DEATH OF THE ABBE GREGOIRE

EXAMINER, 5 JUNE, 1831, P. 360

In this, Mill’s first obituary notice, he memorializes Henri, abbé Grégoire (1750-1831), a leading radical and former politician. The Archbishop of Paris, Quélen, having refused him the last rites unless he agreed to renounce his oath to the civil constitution, they were performed without the renunciation by abbé Marie Nicolas Sylvestre Guillon (1760-1847), a priest, writer, and practitioner of medicine during the Revolution. At first no church was permitted to receive his body, but eventually he was buried, to the accompaniment of fiery speeches, in the cemetery of Montparnasse. These unheaded paragraphs are described in Mill’s bibliography as “An obituary notice of the abbé Grégoire in the Examiner of 5th June 1831, included in the summary of French news” (MacMinn, p. 16); in the Somerville College set they are similarly listed (without the “An”) and enclosed in square brackets.

the celebrated abbé grégoire has recently died, after an illness of some length, and in extreme old age.

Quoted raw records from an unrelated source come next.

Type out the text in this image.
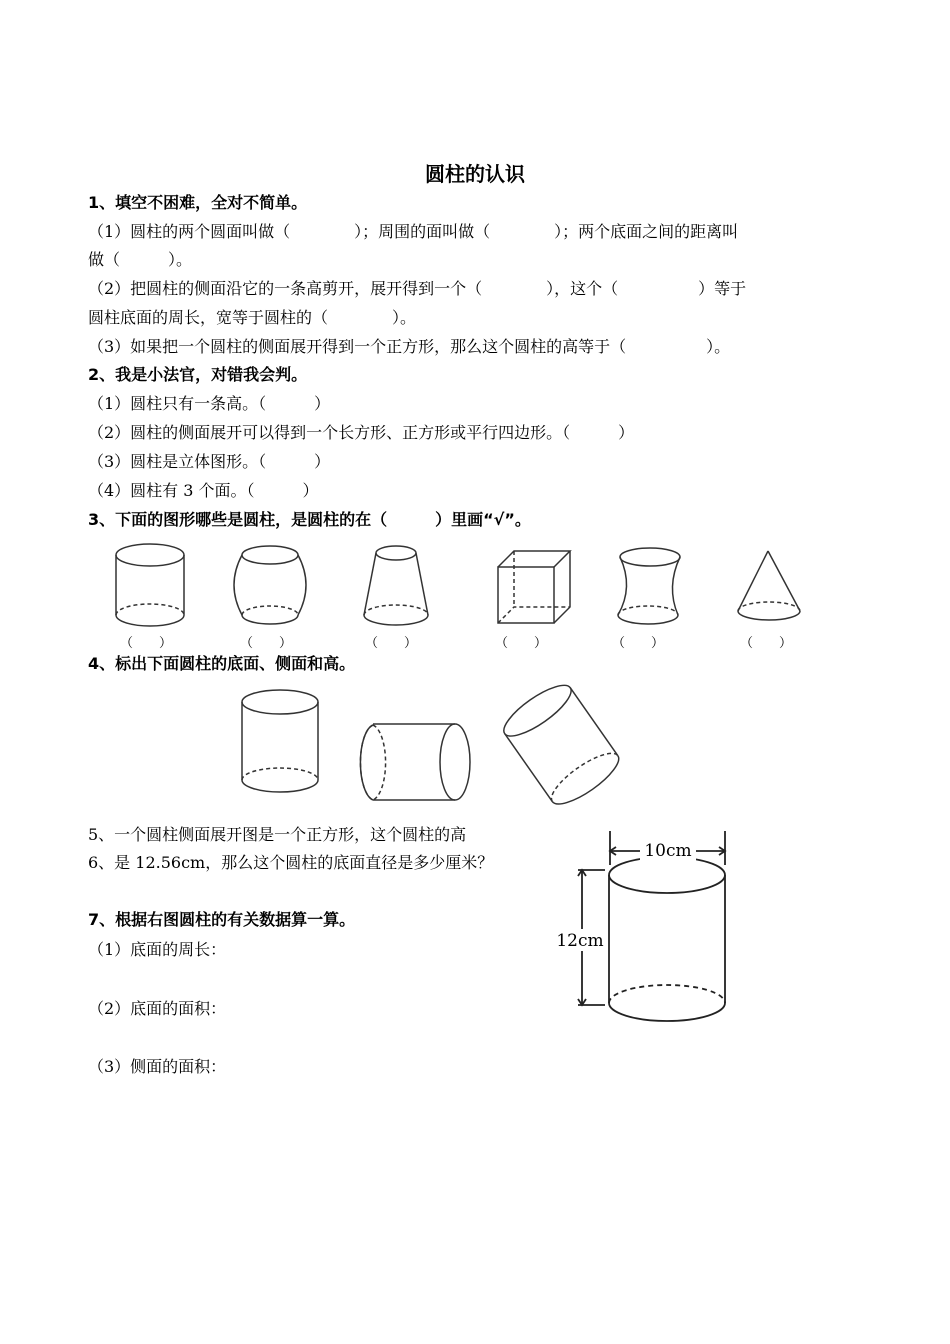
圆柱的认识
1、填空不困难，全对不简单。
（1）圆柱的两个圆面叫做（　　　　）；周围的面叫做（　　　　）；两个底面之间的距离叫
做（　　　）。
（2）把圆柱的侧面沿它的一条高剪开，展开得到一个（　　　　），这个（　　　　　）等于
圆柱底面的周长，宽等于圆柱的（　　　　）。
（3）如果把一个圆柱的侧面展开得到一个正方形，那么这个圆柱的高等于（　　　　　）。
2、我是小法官，对错我会判。
（1）圆柱只有一条高。（　　　）
（2）圆柱的侧面展开可以得到一个长方形、正方形或平行四边形。（　　　）
（3）圆柱是立体图形。（　　　）
（4）圆柱有 3 个面。（　　　）
3、下面的图形哪些是圆柱，是圆柱的在（　　　）里画“√”。
（　　）	（　　）	（　　）	（　　）	（　　）	（　　）
4、标出下面圆柱的底面、侧面和高。
5、一个圆柱侧面展开图是一个正方形，这个圆柱的高
6、是 12.56cm，那么这个圆柱的底面直径是多少厘米？
7、根据右图圆柱的有关数据算一算。
（1）底面的周长：
（2）底面的面积：
（3）侧面的面积：
10cm
12cm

The Archbishop of Paris refused to authorize the sacraments to be administered to him, or the funeral service to be performed, considering him as a schismatic, who had not made his peace with the Church. Clergymen, however, were found to perform these offices, in spite of the Archbishop. His schism consisted in having conformed to the ecclesiastical establishment of the Constituent Assembly, and having accepted the office of a Constitutional Bishop. M. Grégoire never renounced the Roman Catholic faith, but adhered to it openly throughout the reign of Terror, either from conviction, or because he scorned submission to an odious tyranny. Few characters have been the subject of greater calumny; none ever were more highly respected by all to whom they were really known. In 1819, the estimation in which his country held him was evinced in his being returned to the Chamber of Deputies, without any solicitation on his part, by the department of the Isère. This provoked a furious debate on the meeting of the Chamber; and his election was finally pronounced void, on a point of form.

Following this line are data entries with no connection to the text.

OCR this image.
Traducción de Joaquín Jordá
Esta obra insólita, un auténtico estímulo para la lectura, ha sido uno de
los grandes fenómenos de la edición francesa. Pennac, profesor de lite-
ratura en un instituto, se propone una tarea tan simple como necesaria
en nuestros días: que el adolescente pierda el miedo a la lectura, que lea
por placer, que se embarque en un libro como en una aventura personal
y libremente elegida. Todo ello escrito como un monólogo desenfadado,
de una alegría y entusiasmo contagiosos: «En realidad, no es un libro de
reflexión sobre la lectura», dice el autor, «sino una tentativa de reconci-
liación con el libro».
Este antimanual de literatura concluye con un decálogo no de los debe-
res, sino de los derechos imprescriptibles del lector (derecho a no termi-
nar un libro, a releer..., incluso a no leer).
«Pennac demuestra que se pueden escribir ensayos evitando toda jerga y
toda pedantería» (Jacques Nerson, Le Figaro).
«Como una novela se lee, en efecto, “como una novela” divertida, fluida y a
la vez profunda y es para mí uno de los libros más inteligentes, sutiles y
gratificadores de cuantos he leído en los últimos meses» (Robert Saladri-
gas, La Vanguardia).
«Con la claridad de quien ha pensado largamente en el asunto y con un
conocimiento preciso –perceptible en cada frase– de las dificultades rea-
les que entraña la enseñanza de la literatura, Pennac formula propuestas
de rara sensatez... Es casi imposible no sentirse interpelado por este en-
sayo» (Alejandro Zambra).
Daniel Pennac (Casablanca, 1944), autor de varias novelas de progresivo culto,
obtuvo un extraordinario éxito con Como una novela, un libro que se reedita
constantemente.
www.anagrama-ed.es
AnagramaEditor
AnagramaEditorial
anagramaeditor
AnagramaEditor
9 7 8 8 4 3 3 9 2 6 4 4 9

M. Grégoire was a Member of the Convention when Louis XVI was tried.1 Being absent on deputation, he forwarded his vote in writing; it was for a verdict of guilty, but against capital punishment: and he persuaded three colleagues, who were joined with him in the same mission, to do the like.2 He was, and remained to the last, a firm Republican; and was one of the first persons in France (along with Brissot,3 and others) who made any public exertions for the mitigation and final extinction of Negro slavery.

[1 ]Louis XVI (1754-93) was tried and executed in January 1793.

[2 ]Grégoire’s colleagues were Marie Jean Hérault de Séchelles (1760-94), Grégoire Marie Jagot (1751-1838), and EdouardThomas Simon (1740-1818).

[3 ]Jean Pierre Brissot (called de Warville) (1754-93), lawyer and radical reformer, was one of the founders in 1788 of the Société des Amis des Noirs.